Quanto accaduto in Svizzera con l’azzeramento delle obbligazioni subordinate di Credit Suisse senza che altrettanto sia stato effettuato per le azioni, nell’Unione Europea non esiste. L’ennesima rassicurazione è arrivata ieri da Andrea Enria, l’italiano a capo della Vigilanza alla Banca Centrale Europea (BCE). Nel corso di un’audizione all’Europarlamento, ha smentito che vi sarebbero legami tra la crisi delle banche americane e la situazione negli Stati Uniti. Ha sostenuto che il modello bancario americano sia diverso e ha visto una forte concentrazione dei rischi e delle esposizioni ai rialzi dei tassi d’interesse, contrariamente all’Europa in cui la liquidità delle banche resta adeguata.
Il precedente del 2011
Dobbiamo compiere un passo indietro di circa undici anni e mezzo.
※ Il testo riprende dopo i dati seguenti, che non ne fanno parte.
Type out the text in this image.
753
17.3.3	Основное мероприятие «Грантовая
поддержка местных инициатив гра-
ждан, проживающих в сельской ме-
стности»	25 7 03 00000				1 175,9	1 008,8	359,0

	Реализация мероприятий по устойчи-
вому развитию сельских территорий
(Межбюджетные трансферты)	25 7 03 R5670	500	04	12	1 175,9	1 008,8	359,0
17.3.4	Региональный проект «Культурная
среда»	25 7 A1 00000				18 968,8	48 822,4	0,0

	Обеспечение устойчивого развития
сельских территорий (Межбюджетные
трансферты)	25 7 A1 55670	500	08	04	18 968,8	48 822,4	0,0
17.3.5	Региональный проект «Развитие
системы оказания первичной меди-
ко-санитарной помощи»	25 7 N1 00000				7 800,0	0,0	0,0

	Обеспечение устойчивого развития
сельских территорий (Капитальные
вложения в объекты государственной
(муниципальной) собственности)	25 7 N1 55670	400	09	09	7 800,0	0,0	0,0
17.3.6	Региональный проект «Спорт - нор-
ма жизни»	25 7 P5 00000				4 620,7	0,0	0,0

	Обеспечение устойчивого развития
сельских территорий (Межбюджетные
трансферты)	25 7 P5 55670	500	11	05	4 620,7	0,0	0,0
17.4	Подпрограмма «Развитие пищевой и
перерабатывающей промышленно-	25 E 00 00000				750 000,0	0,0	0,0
Siamo nel primissimo autunno del 2011. La crisi dello spread era già divampata nell’Area Euro e colpiva duro BTp e Bonos dopo che Grecia, Irlanda e Portogallo erano finiti in bancarotta. Nicolas Sarkozy e Angela Merkel, a capo rispettivamente di Francia e Germania, pretesero che si facesse chiarezza sulle esposizioni bancarie verso i bond sovrani, dato che questi ultimi avevano perso parecchio valore negli ultimi mesi. E fecero pressione proprio su Enria per ottenere la valutazione mark-to-market dei titoli di stato. La conseguenza fu devastante: la tempesta finanziaria contro BTp e Bonos si acuì al punto da portare alla caduta contemporaneamente dei governi di Spagna e Italia.
Accadde, infatti, che le banche europee colsero il segnale di cessare gli acquisti dei bond più a rischio.
Rischi per BTp da proposta Enria
Cambia il ruolo, ma non la posizione di Enria sul tema. Gli occhi puntati sui BTp rischiano di alimentare una crisi di fiducia verso i nostri titoli di stato tra le stesse banche italiane e non solo. Il sistema finanziario italiano detiene oltre 1.000 miliardi di euro di debito pubblico domestico, il 38% del totale. Con l’uscita della BCE dai programmi di acquisto, la domanda di BTp dipende in misura crescente dagli investitori privati. E tra questi sono proprio le banche italiane a fare la parte del leone. Ma se la Vigilanza lancia il segnale che questi bond dovrebbero essere iscritti al loro prezzo di mercato, il rischio è che prevalgano le vendite nei prossimi mesi, in previsione di possibili perdite legate alla stretta sui tassi.
Sul piano formale la richiesta di Enria non è insensata, perché se un asset è considerato parte della liquidità di una banca, è naturale che debba essere valutato al suo valore corrente e non nominale per fare emergere la reale condizione finanziaria dell’istituto. Tuttavia, ci sono momenti e momenti per cambiare le regole in corsa. E farlo con le banche che falliscono proprio per le perdite accusate sui portafogli obbligazionari a seguito del rialzo dei tassi, appare obiettivamente un harakiri di cui nessuno avverte il bisogno nell’Area Euro.